Page:Darwin - De la variation des animaux et des plantes sous l'action de la domestication, tome 2, 1868.djvu/59

Cette page a été validée par deux contributeurs.
52
HÉRÉDITÉ.

L’opinion de Naudin, telle qu’il la présente, n’est pas applicable à la réapparition de caractères perdus depuis longtemps par variation ; et elle ne l’est qu’à peine aux races ou espèces qui, après avoir, à quelque époque antérieure, été croisées avec une forme distincte, croisement dont elles ont depuis perdu toutes traces, donnent occasionnellement naissance à un individu qui fait retour à la forme croisante, comme dans le cas des petit-fils au troisième degré de la chienne Sapho. Le cas de retour le plus simple, à savoir, celui d’un métis ou d’un hybride à son grand-parent, peut se relier par une série parfaitement graduée, au cas extrême d’une race pure, recouvrant des caractères qu’elle avait perdus depuis nombre de générations, ce qui doit nous faire admettre que tous les cas doivent avoir quelque commune liaison.

Gärtner paraît croire qu’il n’y a que les plantes hybrides très-stériles qui manifestent une tendance au retour vers leurs formes parentes. Il est peut-être téméraire de douter d’un aussi bon observateur ; mais cette conclusion me paraît erronée ; elle tient peut-être à la nature des plantes qu’il a étudiées, car il admet que cette tendance diffère suivant les genres. Les observations de Naudin contredisent directement son assertion, ainsi que le fait connu que les métis fertiles manifestent cette tendance au plus haut degré, et d’après Gärtner même, beaucoup plus que les hybrides[1].

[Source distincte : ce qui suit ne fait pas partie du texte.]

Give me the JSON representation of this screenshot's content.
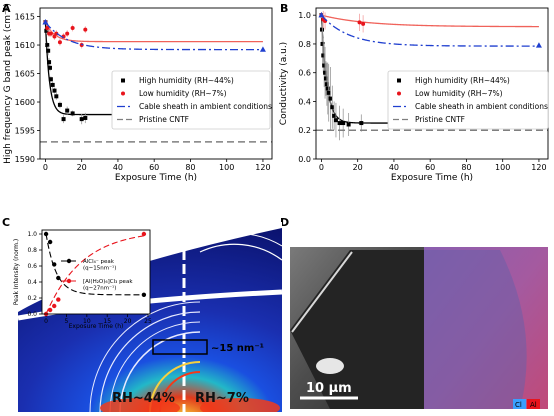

Gärtner constate en outre que les faits de retour se présentent rarement dans les plantes hybrides provenant d’espèces qui n’ont pas été cultivées, tandis qu’ils sont fréquents chez celles d’espèces cultivées pendant longtemps. Cette conclusion explique une curieuse discordance : Max Wichura[2], qui a observé exclusivement des saules n’ayant pas été soumis à la culture, n’a jamais vu un cas de retour, et va jusqu’à soupçonner Gärtner de n’avoir pas suffisamment abrité ses hybrides contre le pollen des espèces parentes : Naudin, qui, d’autre part, a surtout expérimenté sur les Cucurbitacés et quelques autres plantes cultivées, insiste plus que tout autre auteur sur la tendance au retour de tous les hybrides. La

  1. Bastarderzeugung, p. 438, 582, etc.
  2. Die Bastardbefruchtung… der Weiden, 1865, p. 23. — Gärtner, Bastarderzeugung, p. 474, 582.